Photo by Centre for Ageing Better
“Moxie's research was thorough and comprehensive. Their focus on drawing insights from caregivers with a breadth of lived experience has contributed to our understanding of the needs of the people we serve as we look to improve our products and services”

-Client, Senior Vice President

The Client

Caregiving is a silent service that often goes unpaid and underappreciated. The client sought to change this dynamic by developing programs and services that provide caregivers with resources and support to ensure their ongoing ability to provide care.

Supported by teams of caregivers, nurses, and social workers, the company has developed both in-person care models and innovative tech solutions to support caregivers.

As a leader in the field, the client has successfully introduced these caregiver-centered care models across the United States.

Client Collaboration in the Research
The client had social workers and nurses on staff who were also caregivers. We established two key groups for our research. First, a core research team with designers and researchers from Moxie as well as client staff members who were interested in taking part in the research process. Secondly, we established an advisory board of caregivers from the client’s staff to ensure that our approaches were trauma-informed.

Approach

We engaged caregivers and staff members across 6 states using in-person observations, in-person interviews, mobile ethnographies, and surveys​​.

This approach ensured that the voices of those most affected by caregiving challenges had multiple ways to share their experience and validated the data collected. Caregivers participated in how we understood and synthesized the data and helped prioritize the most pressing insights.

Approaches that helped the co-creative process

Part of a participatory research and design approach means including and training non-researchers in the research process. Our role in turn is to at times, teach, facilitate, and do. This approach helps clients see the research throughout many phases and as a result, feel more grounded and connected to the outcomes.

Project Kickoff Bias Tool
We use this tool at the start of a project to help members of the core research team (which includes the client) explore how their identity, values, emotions, biases, and power assumptions influenced their views and relationship to the project.

Observation Exercise
Observation played a key role in the research process as we were observing the caregiver’s experience with the client’s caregiver app. Before going into caregivers' homes we trained the members of the core research team on how to use observation as a research skill. This exercise helps individuals distinguish between what they may see and their interpretation of it. You can read more about that approach here.

Audio Member Checking
An essential part of our process is to make the data analysis process accessible to non-researchers and specifically to the people we’ve interviewed.

Moxie’s audio member-checking approach and sessions with other caregivers created a space for Caregivers to share their experiences on their terms without the expectation of having to re-hash their stories for the sake of our research process.

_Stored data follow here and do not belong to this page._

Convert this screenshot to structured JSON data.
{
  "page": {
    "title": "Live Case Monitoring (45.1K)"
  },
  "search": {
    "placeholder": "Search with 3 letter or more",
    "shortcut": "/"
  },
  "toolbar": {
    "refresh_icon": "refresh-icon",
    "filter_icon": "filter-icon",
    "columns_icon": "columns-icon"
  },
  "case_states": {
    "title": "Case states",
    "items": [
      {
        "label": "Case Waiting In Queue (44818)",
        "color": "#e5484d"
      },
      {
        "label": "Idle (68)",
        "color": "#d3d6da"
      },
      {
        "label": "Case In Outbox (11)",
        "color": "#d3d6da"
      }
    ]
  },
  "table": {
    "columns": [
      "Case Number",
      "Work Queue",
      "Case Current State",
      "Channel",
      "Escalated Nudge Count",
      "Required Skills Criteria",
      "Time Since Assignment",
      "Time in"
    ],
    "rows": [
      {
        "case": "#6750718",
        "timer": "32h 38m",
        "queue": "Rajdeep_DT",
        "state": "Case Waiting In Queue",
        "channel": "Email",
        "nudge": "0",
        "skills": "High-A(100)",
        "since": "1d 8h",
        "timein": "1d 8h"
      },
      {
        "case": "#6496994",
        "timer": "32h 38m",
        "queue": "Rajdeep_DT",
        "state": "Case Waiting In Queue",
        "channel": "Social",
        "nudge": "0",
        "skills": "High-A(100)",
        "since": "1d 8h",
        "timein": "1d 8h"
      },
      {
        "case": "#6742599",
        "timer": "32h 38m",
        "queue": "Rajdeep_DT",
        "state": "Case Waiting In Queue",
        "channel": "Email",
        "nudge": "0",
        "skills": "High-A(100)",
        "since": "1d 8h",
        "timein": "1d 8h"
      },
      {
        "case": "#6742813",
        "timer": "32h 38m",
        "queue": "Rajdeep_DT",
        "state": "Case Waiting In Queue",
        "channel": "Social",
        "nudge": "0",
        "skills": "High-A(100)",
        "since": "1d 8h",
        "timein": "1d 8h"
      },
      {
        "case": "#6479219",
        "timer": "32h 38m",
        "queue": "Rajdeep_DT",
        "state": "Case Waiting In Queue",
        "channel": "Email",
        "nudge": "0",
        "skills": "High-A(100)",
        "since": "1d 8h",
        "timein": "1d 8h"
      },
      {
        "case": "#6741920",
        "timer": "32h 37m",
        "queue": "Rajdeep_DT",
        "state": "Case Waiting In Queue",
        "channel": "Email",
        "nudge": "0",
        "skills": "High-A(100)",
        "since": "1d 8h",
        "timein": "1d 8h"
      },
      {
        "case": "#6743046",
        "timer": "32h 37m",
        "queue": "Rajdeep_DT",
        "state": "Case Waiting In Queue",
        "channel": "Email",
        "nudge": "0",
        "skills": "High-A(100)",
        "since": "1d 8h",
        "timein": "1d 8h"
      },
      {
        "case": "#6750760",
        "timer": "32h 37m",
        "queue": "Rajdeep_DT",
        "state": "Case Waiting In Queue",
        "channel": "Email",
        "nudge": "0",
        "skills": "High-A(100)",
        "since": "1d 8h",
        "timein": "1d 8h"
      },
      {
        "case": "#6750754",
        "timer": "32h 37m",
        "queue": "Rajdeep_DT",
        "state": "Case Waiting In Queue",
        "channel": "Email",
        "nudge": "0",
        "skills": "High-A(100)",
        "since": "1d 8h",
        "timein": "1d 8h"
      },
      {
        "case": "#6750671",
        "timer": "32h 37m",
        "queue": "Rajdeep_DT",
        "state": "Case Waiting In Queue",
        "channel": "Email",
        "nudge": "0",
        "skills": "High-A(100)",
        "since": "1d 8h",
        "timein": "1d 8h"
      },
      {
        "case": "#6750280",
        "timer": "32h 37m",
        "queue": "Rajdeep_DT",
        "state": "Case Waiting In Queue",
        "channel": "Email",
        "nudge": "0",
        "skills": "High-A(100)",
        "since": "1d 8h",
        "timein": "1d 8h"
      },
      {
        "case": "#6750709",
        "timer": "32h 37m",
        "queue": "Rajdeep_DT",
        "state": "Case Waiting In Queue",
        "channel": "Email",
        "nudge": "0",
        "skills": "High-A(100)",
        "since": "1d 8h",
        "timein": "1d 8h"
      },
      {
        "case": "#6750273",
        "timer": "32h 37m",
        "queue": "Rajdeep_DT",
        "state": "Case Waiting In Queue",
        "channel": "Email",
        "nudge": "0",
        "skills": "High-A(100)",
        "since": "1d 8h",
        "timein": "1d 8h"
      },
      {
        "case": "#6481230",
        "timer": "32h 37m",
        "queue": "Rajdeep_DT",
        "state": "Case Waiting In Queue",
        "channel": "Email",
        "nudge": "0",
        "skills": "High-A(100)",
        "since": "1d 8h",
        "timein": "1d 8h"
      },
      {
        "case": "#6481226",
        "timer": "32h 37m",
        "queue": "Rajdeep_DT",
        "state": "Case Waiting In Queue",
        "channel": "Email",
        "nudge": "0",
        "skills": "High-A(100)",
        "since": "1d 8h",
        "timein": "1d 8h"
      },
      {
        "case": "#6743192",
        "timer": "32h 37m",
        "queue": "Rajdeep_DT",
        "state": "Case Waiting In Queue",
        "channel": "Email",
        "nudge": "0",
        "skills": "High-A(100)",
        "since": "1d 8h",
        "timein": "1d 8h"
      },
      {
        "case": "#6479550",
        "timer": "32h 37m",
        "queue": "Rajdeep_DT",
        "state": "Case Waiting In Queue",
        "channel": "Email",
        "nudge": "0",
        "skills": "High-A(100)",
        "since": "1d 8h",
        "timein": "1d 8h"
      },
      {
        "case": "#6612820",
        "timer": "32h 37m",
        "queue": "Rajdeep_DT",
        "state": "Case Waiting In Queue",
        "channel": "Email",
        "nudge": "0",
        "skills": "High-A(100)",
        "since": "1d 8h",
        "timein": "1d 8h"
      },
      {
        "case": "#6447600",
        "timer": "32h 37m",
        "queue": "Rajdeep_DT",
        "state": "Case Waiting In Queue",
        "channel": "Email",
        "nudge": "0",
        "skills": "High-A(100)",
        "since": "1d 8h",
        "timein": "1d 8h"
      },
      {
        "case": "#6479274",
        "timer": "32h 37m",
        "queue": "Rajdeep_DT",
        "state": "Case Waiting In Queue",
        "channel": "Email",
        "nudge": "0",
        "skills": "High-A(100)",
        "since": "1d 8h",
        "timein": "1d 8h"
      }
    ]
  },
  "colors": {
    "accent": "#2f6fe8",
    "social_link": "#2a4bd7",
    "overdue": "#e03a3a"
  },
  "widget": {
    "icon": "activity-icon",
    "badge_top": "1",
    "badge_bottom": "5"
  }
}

You can read more about this approach on our blog.

Insights map
To make sense of our deep dive into the caregiving world, we developed a detailed, multi-tiered theme map that organized the many aspects of caregiving experiences.

Our exploration ranged, touching on everything from the financial struggles caregivers go through, to their mental health, and the intricate dynamics of their relationships.

This essential tool helped us provide deeper insights into caregiving's complex interactions and challenges. Furthermore, it helped the client see a big-picture view of overall themes from the data.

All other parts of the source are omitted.